Part-II-B Task Parallelism with Cutoff
The first implementation results in too many tasks in the system which can easily degrade the performance. As a result, you may not experience any speedup or very disappointing speedup. In this part, you will implement an optimization to improve the performance of the parallel code by using a cutoff parameter to limit the number of parallel tasks in your code. To limit task generations, beyond certain depth in the call-path tree of the recursive function, switch to the serial execution and do not generate tasks. This depth is determined by the cutoff parameter you choose.

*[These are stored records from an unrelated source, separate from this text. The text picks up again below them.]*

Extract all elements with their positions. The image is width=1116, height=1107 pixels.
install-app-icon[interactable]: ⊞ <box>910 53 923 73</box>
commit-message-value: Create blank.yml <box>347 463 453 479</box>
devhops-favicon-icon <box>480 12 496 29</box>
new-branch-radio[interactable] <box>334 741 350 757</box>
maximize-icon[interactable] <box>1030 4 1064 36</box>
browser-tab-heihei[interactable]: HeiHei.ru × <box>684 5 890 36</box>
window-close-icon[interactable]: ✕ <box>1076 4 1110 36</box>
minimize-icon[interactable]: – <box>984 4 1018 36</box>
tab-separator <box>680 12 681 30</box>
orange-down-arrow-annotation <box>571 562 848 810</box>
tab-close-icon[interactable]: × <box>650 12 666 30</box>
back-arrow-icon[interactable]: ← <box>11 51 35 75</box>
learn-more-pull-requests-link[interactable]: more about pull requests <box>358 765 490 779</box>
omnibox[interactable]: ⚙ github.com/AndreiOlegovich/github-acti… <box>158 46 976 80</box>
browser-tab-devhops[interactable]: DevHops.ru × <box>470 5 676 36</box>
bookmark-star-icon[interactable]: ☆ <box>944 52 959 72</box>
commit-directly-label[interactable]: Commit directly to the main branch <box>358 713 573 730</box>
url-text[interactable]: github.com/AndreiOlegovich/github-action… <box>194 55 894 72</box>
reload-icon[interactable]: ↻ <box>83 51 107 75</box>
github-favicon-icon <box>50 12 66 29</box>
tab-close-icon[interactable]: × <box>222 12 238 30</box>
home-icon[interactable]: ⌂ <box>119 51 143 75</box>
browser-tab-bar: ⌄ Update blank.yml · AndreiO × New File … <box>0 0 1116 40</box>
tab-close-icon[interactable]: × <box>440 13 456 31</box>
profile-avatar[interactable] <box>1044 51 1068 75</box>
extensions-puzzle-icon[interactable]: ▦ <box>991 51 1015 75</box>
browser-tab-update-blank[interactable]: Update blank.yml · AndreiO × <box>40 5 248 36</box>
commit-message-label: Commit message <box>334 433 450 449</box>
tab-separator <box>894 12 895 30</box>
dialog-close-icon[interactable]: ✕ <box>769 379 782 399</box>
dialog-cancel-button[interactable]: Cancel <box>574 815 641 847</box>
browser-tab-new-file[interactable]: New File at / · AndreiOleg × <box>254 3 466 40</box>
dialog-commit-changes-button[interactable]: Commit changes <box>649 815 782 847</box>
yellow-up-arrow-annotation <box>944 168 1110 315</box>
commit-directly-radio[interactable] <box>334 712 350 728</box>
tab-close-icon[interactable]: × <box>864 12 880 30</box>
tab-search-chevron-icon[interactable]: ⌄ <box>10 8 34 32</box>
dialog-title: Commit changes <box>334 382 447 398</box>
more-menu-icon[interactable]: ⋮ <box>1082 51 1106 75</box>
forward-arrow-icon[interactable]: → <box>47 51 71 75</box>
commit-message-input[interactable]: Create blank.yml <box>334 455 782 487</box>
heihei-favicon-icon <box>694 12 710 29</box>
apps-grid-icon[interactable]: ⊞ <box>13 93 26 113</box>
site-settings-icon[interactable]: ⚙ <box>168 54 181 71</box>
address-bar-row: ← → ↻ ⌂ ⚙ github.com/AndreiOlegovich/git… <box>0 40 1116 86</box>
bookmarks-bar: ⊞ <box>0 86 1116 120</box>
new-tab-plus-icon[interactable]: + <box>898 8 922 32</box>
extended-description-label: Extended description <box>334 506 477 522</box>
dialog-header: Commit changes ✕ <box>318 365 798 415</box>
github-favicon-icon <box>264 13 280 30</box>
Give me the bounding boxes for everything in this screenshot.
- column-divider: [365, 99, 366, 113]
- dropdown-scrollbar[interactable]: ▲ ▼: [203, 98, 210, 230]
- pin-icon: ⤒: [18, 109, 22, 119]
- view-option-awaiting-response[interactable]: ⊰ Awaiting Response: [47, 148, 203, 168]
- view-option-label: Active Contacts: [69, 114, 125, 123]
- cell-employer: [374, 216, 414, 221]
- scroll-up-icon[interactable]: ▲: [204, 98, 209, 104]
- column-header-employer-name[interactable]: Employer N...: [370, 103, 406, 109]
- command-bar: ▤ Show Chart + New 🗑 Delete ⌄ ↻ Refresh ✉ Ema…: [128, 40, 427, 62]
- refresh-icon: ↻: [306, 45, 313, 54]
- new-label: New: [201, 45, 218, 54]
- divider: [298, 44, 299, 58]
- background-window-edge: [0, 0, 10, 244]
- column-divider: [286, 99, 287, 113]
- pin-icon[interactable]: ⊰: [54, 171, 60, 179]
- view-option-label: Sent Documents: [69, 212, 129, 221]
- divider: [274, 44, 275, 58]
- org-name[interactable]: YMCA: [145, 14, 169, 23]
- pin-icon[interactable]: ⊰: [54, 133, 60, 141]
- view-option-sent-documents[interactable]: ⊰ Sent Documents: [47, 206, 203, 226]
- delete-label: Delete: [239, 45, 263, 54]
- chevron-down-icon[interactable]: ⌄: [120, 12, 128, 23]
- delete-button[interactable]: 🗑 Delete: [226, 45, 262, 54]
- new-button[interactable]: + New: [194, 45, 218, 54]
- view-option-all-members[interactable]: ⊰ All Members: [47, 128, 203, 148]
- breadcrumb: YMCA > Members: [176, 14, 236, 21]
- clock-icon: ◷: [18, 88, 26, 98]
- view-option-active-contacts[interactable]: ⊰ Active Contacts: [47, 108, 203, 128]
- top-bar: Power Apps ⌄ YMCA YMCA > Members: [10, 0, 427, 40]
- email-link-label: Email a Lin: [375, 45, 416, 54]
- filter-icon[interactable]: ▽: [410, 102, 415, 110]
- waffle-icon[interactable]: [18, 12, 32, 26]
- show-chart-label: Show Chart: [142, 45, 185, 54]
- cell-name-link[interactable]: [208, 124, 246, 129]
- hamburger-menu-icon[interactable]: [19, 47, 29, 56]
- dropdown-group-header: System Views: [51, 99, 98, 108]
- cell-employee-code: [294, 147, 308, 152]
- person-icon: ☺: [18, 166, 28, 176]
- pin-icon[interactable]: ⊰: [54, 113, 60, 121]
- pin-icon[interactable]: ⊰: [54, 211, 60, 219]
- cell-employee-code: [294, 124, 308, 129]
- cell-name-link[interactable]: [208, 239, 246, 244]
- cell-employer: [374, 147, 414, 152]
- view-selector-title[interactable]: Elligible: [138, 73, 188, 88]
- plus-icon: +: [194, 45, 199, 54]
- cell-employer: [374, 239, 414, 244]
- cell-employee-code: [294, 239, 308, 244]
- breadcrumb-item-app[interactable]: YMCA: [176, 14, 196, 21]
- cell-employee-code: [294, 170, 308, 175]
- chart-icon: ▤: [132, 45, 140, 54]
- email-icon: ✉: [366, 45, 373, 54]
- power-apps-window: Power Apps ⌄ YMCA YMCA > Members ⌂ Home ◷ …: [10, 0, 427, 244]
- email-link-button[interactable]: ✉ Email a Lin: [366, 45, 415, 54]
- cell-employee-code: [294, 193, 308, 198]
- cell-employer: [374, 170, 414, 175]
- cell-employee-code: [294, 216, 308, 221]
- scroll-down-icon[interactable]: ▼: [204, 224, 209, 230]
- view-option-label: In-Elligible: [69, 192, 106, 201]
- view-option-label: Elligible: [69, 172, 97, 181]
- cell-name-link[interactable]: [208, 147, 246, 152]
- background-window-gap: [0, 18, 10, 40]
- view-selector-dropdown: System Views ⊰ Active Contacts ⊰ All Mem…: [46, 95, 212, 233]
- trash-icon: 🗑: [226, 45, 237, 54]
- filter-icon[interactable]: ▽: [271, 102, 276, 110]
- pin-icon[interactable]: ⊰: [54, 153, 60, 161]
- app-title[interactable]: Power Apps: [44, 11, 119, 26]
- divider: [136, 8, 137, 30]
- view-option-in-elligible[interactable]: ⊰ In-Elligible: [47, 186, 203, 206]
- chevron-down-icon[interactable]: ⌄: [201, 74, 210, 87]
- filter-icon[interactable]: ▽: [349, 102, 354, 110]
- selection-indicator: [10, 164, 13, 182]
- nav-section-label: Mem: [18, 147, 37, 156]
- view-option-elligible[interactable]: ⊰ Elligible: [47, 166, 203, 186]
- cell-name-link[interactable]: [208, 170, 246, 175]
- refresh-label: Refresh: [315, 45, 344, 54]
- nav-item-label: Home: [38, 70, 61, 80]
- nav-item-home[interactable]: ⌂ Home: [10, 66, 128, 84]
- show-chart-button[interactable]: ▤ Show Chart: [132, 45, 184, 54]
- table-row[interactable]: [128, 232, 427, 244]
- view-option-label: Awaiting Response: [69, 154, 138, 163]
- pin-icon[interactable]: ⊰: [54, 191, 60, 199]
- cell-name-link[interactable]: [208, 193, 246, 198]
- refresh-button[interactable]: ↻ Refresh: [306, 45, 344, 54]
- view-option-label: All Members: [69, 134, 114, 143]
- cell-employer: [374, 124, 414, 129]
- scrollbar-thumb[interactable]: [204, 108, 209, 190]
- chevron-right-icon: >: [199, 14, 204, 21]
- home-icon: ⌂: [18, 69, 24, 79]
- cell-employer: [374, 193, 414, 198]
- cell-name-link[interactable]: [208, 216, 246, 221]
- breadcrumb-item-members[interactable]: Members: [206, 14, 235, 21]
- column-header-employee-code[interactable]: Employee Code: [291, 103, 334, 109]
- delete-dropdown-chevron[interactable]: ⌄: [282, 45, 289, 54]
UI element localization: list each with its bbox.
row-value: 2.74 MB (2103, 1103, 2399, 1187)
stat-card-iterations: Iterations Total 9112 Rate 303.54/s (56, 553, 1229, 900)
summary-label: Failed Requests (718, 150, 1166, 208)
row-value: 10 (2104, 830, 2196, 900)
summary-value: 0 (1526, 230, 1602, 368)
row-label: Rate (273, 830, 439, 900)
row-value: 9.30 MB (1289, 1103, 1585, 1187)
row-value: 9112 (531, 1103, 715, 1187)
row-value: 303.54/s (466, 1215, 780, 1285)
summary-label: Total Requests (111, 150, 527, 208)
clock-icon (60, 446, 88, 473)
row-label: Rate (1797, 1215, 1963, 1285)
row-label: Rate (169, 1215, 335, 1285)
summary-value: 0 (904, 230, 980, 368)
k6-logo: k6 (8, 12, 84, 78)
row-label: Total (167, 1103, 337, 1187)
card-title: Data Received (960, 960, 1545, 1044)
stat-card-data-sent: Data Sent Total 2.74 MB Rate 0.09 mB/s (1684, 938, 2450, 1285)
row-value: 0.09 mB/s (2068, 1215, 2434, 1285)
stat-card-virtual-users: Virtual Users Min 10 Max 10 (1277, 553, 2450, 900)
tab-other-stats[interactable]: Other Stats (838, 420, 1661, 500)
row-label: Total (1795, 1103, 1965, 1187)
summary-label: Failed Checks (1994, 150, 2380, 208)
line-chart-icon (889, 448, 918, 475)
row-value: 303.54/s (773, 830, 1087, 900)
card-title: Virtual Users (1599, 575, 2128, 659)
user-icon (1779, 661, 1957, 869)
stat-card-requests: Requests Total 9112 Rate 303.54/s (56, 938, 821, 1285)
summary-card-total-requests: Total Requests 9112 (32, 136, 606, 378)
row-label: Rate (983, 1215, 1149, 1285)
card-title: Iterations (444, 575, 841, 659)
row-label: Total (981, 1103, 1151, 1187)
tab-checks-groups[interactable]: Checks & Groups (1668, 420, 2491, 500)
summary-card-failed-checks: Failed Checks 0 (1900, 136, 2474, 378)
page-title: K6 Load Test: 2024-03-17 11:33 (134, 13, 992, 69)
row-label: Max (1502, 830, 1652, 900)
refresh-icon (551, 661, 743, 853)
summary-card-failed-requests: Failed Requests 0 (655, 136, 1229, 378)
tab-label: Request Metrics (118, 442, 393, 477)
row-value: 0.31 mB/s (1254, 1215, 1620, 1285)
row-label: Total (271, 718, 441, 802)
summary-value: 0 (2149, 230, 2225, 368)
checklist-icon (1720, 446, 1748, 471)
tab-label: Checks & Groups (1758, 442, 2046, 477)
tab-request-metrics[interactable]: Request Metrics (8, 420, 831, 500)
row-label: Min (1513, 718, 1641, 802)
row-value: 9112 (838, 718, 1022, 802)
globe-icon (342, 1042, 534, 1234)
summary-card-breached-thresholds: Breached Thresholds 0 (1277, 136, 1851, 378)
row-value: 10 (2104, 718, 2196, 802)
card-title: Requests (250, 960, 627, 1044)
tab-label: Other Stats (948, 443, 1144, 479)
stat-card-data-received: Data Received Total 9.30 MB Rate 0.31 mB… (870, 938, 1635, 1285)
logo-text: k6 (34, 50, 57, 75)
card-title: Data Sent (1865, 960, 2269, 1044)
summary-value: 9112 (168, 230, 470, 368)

Part-II-C Task Parallelism with Early Termination
In this part, you will start working from the parallel code that you implemented in Part-II-A. You are going to modify the code so that it stops after finding one solution instead of all possible solutions. To make a fair performance comparison, you should also modify the serial version so that it also stops after finding one solution to n-queens.
Experimental Study
You must collect the performance data on the KUACC cluster. Plot your data as figures and include them in your report along with some description for your observations and explanations. Do the experiments with the input size of 14 and with thread count of 1, 2, 4, 8, 16, and 32 threads unless stated otherwise..
a) Scalability Test
Perform the same strong scaling experiment on your implementation.
• For the parallel code from Part-II-A and B, you must compute the speedup with respect to the given serial n-queens solver.
• For the parallel code from Part-II-C, you must compute the speedup with respect to a modified version of the given serial n-queens solver that also terminates after finding one valid solution.
b) Thread Binding Test
Perform the strong scaling experiment under 2 different thread mapping schemes; compact mapping and scatter mapping. If you run the previous test with compact mapping, then you just need to repeat the same test with scatter mapping. See lecture 8 for more explanations.
c) Tests on n-queens Problems of Different Sizes
For this test, you will report the running times of the parallel code from Part-II-A on nqueens problems of different sizes by using 32 threads. The sizes that you will test are 13, 14, and 15.